My internal Venn diagram of the sets “Bush speaks” and “Bush lies” has the two circles overlapping almost completely. Paradoxically, I suspect that, at least in the wiggle-the-polygraph sense, he might actually be telling the truth this time. Because, without getting into a "depends-on-what-your-definition-of -'is'-is" discussion, I would not be surprised if Bush actually believes he does know it -- not in the way most of us would recognize, but as he defines knowing. And that distinction takes us to a deeper question, and the very heart of the danger George Bush represents.

Post-Enlightenment folks tend to think of knowledge as an empirical thing: knowledge is the product of evidence that comports with a theory or world view. As such, we seek data, and when the data are inconclusive or inconsistent with expectation, we admit that we don’t know.

That, I submit, is not what George Bush means when he says he knows something.
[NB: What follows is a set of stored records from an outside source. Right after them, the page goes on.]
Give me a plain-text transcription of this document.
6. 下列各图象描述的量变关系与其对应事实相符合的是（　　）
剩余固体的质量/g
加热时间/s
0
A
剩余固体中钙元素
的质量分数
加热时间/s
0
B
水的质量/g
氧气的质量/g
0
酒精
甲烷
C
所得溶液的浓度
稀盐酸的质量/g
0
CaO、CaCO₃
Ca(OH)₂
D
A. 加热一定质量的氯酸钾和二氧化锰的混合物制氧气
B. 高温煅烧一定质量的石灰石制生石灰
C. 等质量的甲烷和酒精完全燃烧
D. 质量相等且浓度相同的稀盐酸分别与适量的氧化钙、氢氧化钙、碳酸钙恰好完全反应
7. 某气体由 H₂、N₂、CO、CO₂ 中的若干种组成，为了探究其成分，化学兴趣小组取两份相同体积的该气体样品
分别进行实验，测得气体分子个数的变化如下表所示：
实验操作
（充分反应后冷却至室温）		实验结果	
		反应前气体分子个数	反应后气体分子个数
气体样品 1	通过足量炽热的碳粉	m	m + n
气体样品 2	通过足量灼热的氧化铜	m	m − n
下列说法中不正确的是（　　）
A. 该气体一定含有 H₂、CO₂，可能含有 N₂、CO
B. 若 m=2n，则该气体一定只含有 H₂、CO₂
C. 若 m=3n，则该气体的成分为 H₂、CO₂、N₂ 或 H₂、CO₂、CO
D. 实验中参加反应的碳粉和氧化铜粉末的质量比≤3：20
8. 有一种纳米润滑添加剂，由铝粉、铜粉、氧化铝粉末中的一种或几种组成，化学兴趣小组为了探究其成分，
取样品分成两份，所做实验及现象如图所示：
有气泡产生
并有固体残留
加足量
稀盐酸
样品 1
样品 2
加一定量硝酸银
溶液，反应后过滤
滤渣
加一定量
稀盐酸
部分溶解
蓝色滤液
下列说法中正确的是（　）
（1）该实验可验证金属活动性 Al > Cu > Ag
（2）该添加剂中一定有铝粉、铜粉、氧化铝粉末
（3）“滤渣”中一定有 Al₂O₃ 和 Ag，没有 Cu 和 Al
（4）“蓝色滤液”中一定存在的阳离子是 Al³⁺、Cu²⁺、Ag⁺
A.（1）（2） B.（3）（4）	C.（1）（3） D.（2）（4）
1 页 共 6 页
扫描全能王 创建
He knew Karl Rove was innocent in the same way he knew that there were WMDs in Iraq, and that Osama got birthday cards from Saddam. More to the point, he knew it the way he knew God wanted him to be president.

In other words, he knows Rove is blameless in the way he knows his religious beliefs are true—based not upon a survey of facts, evidence and expertise, but upon an inventory of only the desolate, monochromatic landscape of his own interior.

Bush knows Rove is innocent because that is what Bush’s heart tells him; his brain is incapable of grasping the resulting circularity. This kind of knowledge, so widely and deeply embraced by his supporters, was the basis for Bush’s elevation to the White House. It explains his intransigent stance on Social Security, on John Bolton, and virtually everything else he has wrought since; the light of reason is not allowed to reach the dark place where Bush holds his beliefs.

The strength, and the weakness, of such a closed, tautological system is that it is entirely immune to refutation by fact or logic. It is a strength, at least in the short term, because a black and white world view is seductive, and when packaged with blanket statements that also obviate the need for accepting responsibility, they are virtual opiates. Hoi polloi are comforted when medicated by pseudo-intellectuals with such circular, hand-washing nonsense as “The terrorists hate us for who we are, not what we do” and “The killers are killers because they want to kill, not because the coalition invaded Iraq, or Afghanistan, or because there are bases in Saudi Arabia, or because Israel will not retreat to the 1967 borders.” But with time, such insularity becomes weakness. As time and events inevitably increase the distance between rigid belief and reality, the necessary suspension of disbelief becomes ever more difficult. Galileo’s work outlived the Inquisition; Reagan traded arms for hostages although “in his heart” he thought otherwise; Iraq spirals further into Hell despite the spin of a hundred Panglosses. History unfolds heedless of the illusions of its spectators and even, to a large extent, of its participants.

So our President knows Karl Rove is innocent of any wrongdoing, no matter what facts may bubble up from the tar pit he nurtured but cannot acknowledge. Because Bush cannot recognize the incompatibility between his knowledge and the facts that refute it, he cannot resolve that contradiction. Thus it falls to Patrick Fitzgerald to resolve it for him.

As the Plamegate case goes forward, and the evidence against Rove in the real world mounts, it is likely that Bush will, to his ruin, continue to cling to his belief even as the tsunami of contrary facts engulfs him. If we are lucky, those who are so blind that shall not see will decide that following Bush lemming-like into that abyss might not be such a good idea after all. And maybe, just maybe, after the deluge we will finally have a meaningful confrontation between the "reality-based community" in which facts matter and actions have consequences, and the fairy-tale world where Neocons and fundamentalists know things because, well, just because.